Springfield’s Cascade Drive-In Theatre opened on August 19th, 1950 with a premier showing of Curtain Call at Cactus Creek (1950). The grand opening event (and selected Western comedy) especially targeted families: the Cascade Drive-In advertised the convenience of attending with children; offering free tickets to attendees under ten.
In the following years, the Cascade continued to offer an abundance of comedies, Westerns, and romances; occasionally showing action or crime films. Some releases dated five or more years earlier than the theater’s screenings, such as Abilene Town (1946), but the Cascade’s program largely boasted recent films in the wake of its opening. Later on, beginning in the mid-seventies, the theater started showing higher-production blockbuster films such as Close Encounters of the Third Kind (1977) or Star Trek: The Motion Picture (1979), which would run for several nights as opposed to single showings. Ticketing practices similarly adjusted, and the Cascade alternated between charging per car or attendee.

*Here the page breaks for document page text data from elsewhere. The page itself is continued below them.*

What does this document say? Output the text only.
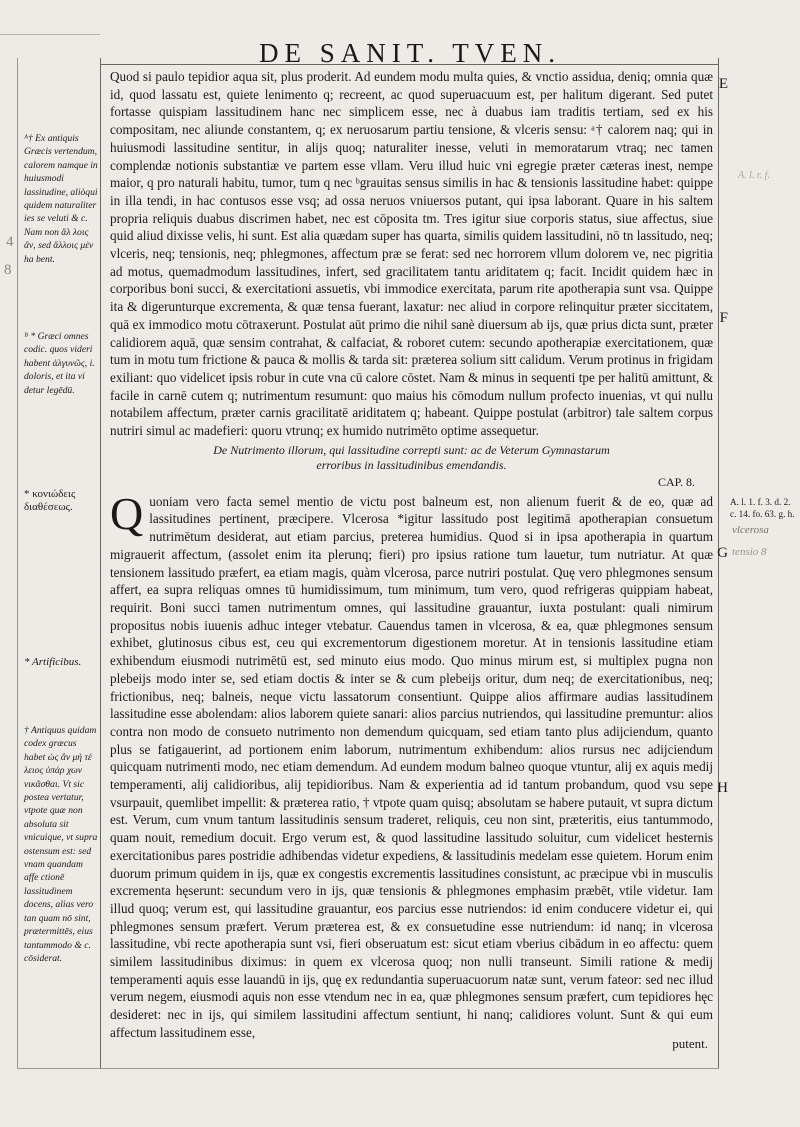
DE SANIT. TVEN.

Quod si paulo tepidior aqua sit, plus proderit. Ad eundem modu multa quies, & vnctio assidua, deniq; omnia quæ id, quod lassatu est, quiete lenimento q; recreent, ac quod superuacuum est, per halitum digerant. Sed putet fortasse quispiam lassitudinem hanc nec simplicem esse, nec à duabus iam traditis tertiam, sed ex his compositam, nec aliunde constantem, q; ex neruosarum partiu tensione, & vlceris sensu: ᵃ† calorem naq; qui in huiusmodi lassitudine sentitur, in alijs quoq; naturaliter inesse, veluti in memoratarum vtraq; nec tamen complendæ notionis substantiæ ve partem esse vllam. Veru illud huic vni egregie præter cæteras inest, nempe maior, q pro naturali habitu, tumor, tum q nec ᵇgrauitas sensus similis in hac & tensionis lassitudine habet: quippe in illa tendi, in hac contusos esse vsq; ad ossa neruos vniuersos putant, qui ipsa laborant. Quare in his saltem propria reliquis duabus discrimen habet, nec est cōposita tm. Tres igitur siue corporis status, siue affectus, siue quid aliud dixisse velis, hi sunt. Est alia quædam super has quarta, similis quidem lassitudini, nō tn lassitudo, neq; vlceris, neq; tensionis, neq; phlegmones, affectum præ se ferat: sed nec horrorem vllum dolorem ve, nec pigritia ad motus, quemadmodum lassitudines, infert, sed gracilitatem tantu ariditatem q; facit. Incidit quidem hæc in corporibus boni succi, & exercitationi assuetis, vbi immodice exercitata, parum rite apotherapia sunt vsa. Quippe ita & digerunturque excrementa, & quæ tensa fuerant, laxatur: nec aliud in corpore relinquitur præter siccitatem, quā ex immodico motu cōtraxerunt. Postulat aūt primo die nihil sanè diuersum ab ijs, quæ prius dicta sunt, præter calidiorem aquā, quæ sensim contrahat, & calfaciat, & roboret cutem: secundo apotherapiæ exercitationem, quæ tum in motu tum frictione & pauca & mollis & tarda sit: præterea solium sitt calidum. Verum protinus in frigidam exiliant: quo videlicet ipsis robur in cute vna cū calore cōstet. Nam & minus in sequenti tpe per halitū amittunt, & facile in carnē cutem q; nutrimentum resumunt: quo maius his cōmodum nullum profecto inuenias, vt qui nullu notabilem affectum, præter carnis gracilitatē ariditatem q; habeant. Quippe postulat (arbitror) tale saltem corpus nutriri simul ac madefieri: quoru vtrunq; ex humido nutrimēto optime assequetur.

De Nutrimento illorum, qui lassitudine correpti sunt: ac de Veterum Gymnastarum
erroribus in lassitudinibus emendandis.
CAP. 8.

Quoniam vero facta semel mentio de victu post balneum est, non alienum fuerit & de eo, quæ ad lassitudines pertinent, præcipere. Vlcerosa *igitur lassitudo post legitimā apotherapian consuetum nutrimētum desiderat, aut etiam parcius, preterea humidius. Quod si in ipsa apotherapia in quartum migrauerit affectum, (assolet enim ita plerunq; fieri) pro ipsius ratione tum lauetur, tum nutriatur. At quæ tensionem lassitudo præfert, ea etiam magis, quàm vlcerosa, parce nutriri postulat. Quę vero phlegmones sensum affert, ea supra reliquas omnes tū humidissimum, tum minimum, tum vero, quod refrigeras quippiam habeat, requirit. Boni succi tamen nutrimentum omnes, qui lassitudine grauantur, iuxta postulant: quali nimirum propositus nobis iuuenis adhuc integer vtebatur. Cauendus tamen in vlcerosa, & ea, quæ phlegmones sensum exhibet, glutinosus cibus est, ceu qui excrementorum digestionem moretur. At in tensionis lassitudine etiam exhibendum eiusmodi nutrimētū est, sed minuto eius modo. Quo minus mirum est, si multiplex pugna non plebeijs modo inter se, sed etiam doctis & inter se & cum plebeijs oritur, dum neq; de exercitationibus, neq; frictionibus, neq; balneis, neque victu lassatorum consentiunt. Quippe alios affirmare audias lassitudinem lassitudine esse abolendam: alios laborem quiete sanari: alios parcius nutriendos, qui lassitudine premuntur: alios contra non modo de consueto nutrimento non demendum quicquam, sed etiam tanto plus adijciendum, quanto plus se fatigauerint, ad portionem enim laborum, nutrimentum exhibendum: alios rursus nec adijciendum quicquam nutrimenti modo, nec etiam demendum. Ad eundem modum balneo quoque vtuntur, alij ex aquis medij temperamenti, alij calidioribus, alij tepidioribus. Nam & experientia ad id tantum probandum, quod vsu sepe vsurpauit, quemlibet impellit: & præterea ratio, † vtpote quam quisq; absolutam se habere putauit, vt supra dictum est. Verum, cum vnum tantum lassitudinis sensum traderet, reliquis, ceu non sint, præteritis, eius tantummodo, quam nouit, remedium docuit. Ergo verum est, & quod lassitudine lassitudo soluitur, cum videlicet hesternis exercitationibus pares postridie adhibendas videtur expediens, & lassitudinis medelam esse quietem. Horum enim duorum primum quidem in ijs, quæ ex congestis excrementis lassitudines consistunt, ac præcipue vbi in musculis excrementa hęserunt: secundum vero in ijs, quæ tensionis & phlegmones emphasim præbēt, vtile videtur. Iam illud quoq; verum est, qui lassitudine grauantur, eos parcius esse nutriendos: id enim conducere videtur ei, qui phlegmones sensum præfert. Verum præterea est, & ex consuetudine esse nutriendum: id nanq; in vlcerosa lassitudine, vbi recte apotherapia sunt vsi, fieri obseruatum est: sicut etiam vberius cibādum in eo affectu: quem similem lassitudinibus diximus: in quem ex vlcerosa quoq; non nulli transeunt. Simili ratione & medij temperamenti aquis esse lauandū in ijs, quę ex redundantia superuacuorum natæ sunt, verum fateor: sed nec illud verum negem, eiusmodi aquis non esse vtendum nec in ea, quæ phlegmones sensum præfert, cum tepidiores hęc desideret: nec in ijs, qui similem lassitudini affectum sentiunt, hi nanq; calidiores volunt. Sunt & qui eum affectum lassitudinem esse,

putent.
E
F
G
H
ᴬ† Ex antiquis Græcis vertendum, calorem namque in huiusmodi lassitudine, aliòqui quidem naturaliter ies se veluti & c. Nam non ἄλ λοις ἂν, sed ἄλλοις μὲν ha bent.
ᴮ * Græci omnes codic. quos videri habent ἀλγυνῶς, i. doloris, et ita vi detur legēdū.
* κονιώδεις διαθέσεως.
* Artificibus.
† Antiquus quidam codex græcus habet ὡς ἂν μὴ τέ λειος ὑπάρ χων νικᾶσθαι. Vt sic postea vertatur, vtpote quæ non absoluta sit vnicuique, vt supra ostensum est: sed vnam quandam affe ctionē lassitudinem docens, alias vero tan quam nō sint, prætermittēs, eius tantummodo & c. cōsiderat.
A. l. 1. f. 3. d. 2. c. 14. fo. 63. g. h.
A. l. r. f.
vlcerosa
tensio 8
4
8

The late seventies to early eighties marked some of the theater’s most significant transitions in content and pricing, however. The family-friendly films of the previous decades increasingly became replaced with R-rated comedies, cult classics, or horror movies—with some screenings featuring sexually-explicit pictures. Listings in The Register-Guard advertised Gas Pump Girls (1979) and Cheerleaders’ Beach Party (1978) as a double-feature in 1979 and Getting It On (1983) followed by Spring Fever (1982) in 1983. Not long after, the Cascade Drive-In permanently closed. Sharp increases in ticket prices during the preceding years—and the theater’s sudden exploration of new genre offerings—may provide an interesting source for investigation as research on the Cascade continues.